After The Aftershock: Mike Elrington

Mike Elrington draws from personal pain in order to create his new album, Aftershock, writes Samuel J. Fell.

Mike Elrington has been cooking. In the kitchen, he’s found some form of stability, another place to implement his time and energy as the current global situation makes life hard all ‘round; he can’t keep up his usual high-octane touring schedule (over 100 shows a year, for the past two decades), and so he’s found other ways to stay sane.

“Yeah, I am used to doing around one hundred shows a year, being on the road a lot… and that’s just all stopped,” Elrington says from his home in Victoria’s Lakes Entrance. “It’s been a chance to find other things in life… so I’ve been getting into cooking. Normally, I’ve never given a shit about that, I’m just used to being on the road and eating out all the time.

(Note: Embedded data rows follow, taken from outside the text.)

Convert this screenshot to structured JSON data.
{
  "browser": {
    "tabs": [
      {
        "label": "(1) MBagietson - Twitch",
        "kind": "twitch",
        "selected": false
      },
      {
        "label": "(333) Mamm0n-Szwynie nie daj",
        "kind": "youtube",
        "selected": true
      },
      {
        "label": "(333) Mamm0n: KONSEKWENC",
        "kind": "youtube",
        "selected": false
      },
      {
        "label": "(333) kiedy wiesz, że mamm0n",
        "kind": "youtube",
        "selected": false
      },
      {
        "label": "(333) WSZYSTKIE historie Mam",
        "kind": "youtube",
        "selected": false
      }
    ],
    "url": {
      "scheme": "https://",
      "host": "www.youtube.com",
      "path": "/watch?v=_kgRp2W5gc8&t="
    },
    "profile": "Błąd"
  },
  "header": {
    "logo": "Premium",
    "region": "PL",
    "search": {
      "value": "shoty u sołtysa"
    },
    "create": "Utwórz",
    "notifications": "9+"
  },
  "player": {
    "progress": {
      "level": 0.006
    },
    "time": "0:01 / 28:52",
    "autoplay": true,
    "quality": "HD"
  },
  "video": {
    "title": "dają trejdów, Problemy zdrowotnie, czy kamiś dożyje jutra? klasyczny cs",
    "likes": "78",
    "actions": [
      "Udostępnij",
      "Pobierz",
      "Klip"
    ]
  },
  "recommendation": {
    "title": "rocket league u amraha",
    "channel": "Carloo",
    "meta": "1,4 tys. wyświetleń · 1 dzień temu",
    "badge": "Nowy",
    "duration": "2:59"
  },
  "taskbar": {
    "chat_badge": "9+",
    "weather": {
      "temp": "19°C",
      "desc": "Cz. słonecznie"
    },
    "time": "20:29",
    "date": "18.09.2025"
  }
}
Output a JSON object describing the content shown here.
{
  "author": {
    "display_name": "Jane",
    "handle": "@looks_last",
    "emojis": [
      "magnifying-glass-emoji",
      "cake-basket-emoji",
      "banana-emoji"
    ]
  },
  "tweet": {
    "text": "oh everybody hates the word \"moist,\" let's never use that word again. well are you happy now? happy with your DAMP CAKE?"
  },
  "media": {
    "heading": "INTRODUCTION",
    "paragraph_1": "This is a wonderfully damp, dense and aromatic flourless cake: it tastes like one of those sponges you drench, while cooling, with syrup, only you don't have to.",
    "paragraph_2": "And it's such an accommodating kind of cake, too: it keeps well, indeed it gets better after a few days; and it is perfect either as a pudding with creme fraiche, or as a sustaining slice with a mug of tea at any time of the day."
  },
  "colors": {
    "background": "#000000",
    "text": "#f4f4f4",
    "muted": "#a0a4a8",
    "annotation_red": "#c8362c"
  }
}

“But being home, not being able to go out anywhere, I’ve found more things to do here, and [cooking is the answer].”

Of course, in keeping some sense of normalcy, music has played a huge part too and so Elrington’s cooking hasn’t been limited to the kitchen. He has, over the course of the past three years, been concocting in the studio –  new record, Aftershock, the result of time and energy, personal pain and trauma, coming to light this month. 

It’s his ninth studio release in a career spanning two decades, and one which sees this blues journeyman digging deeper than he ever has before, from both a lyrical and sonic standpoint. “It was good to get this one finished, it did take a long time to do,” he says candidly.

“It’s been influenced by personal things, my marriage breakdown being the main one, there was a lot of pain and sadness that’s gone into the songs. And it affected the process, [and so] the album took a lot longer than I wanted it to, to record. That was nearly three years ago now, it was extremely traumatic and painful… so I guess it made sense to write a record based around that, because I’ve always been the sort of songwriter that likes to write from within, about personal experiences, that’s always felt more natural to me.”

Elrington has been quoted as saying that Aftershock is his most personal work to date, which comes as no surprise. What is surprising is how the lyrics came together – slowly, then extremely quickly at the last minute. “What I did with [this album], which I’ve never done before, is I actually left it to the last minute before the session [to finish the writing], to put that pressure on myself.

“A lot of the songs were written, literally, on the way to the studio, in the car. And usually I’d have been more organised… and it was done purposely, I thought fuck it, why don’t you just have that pressure, and force yourself to come up with something on the day? [And I think] that certainly helped, forcing myself to do it, when I don’t have the option to not.”

While this unconventional writing method seemed to work for Elrington in this instance, the recording itself took much longer. The personal toll all this took on him, while fuel for the writing fire, dulled his drive when it came to the actual playing and recording, and so a process he’d hoped to get past quite quickly, dragged on for a number of years.

“Yeah, because of my mental frame of mind, I just wasn’t bringing my A-Game,” he shrugs. “I just struggled to bring the best vocal performances, the best guitar parts, and so a lot of it had to be scrapped. We started demoing stuff in late 2016, maybe early 2017, it was a three year process. When we got to the end of it, I sat down and worked out how [long it had taken us], and it was over two hundred hours.”

It ended up being a gradual process in which Elrington pulled himself together, getting angry with himself for wasting time, for not doing it ‘right’, eventually getting to the place where he was able to be happy with it. Aftershock too, is a mixed bag, sonically, Elrington using the record as a blank slate to incorporate myriad influences, and so hip hop and electronic motifs pepper his trademark acoustic blues makeup.

Overall though, it seems the man’s ninth offering was about catharsis. “Absolutely,” he smiles. “It was the best therapy I could have had to help manage pain and sadness and depression. Music has always been pretty cathartic to me – I think I’d be a much angrier person if it wasn’t for music,” he laughs, “I think I’d be scared of myself!”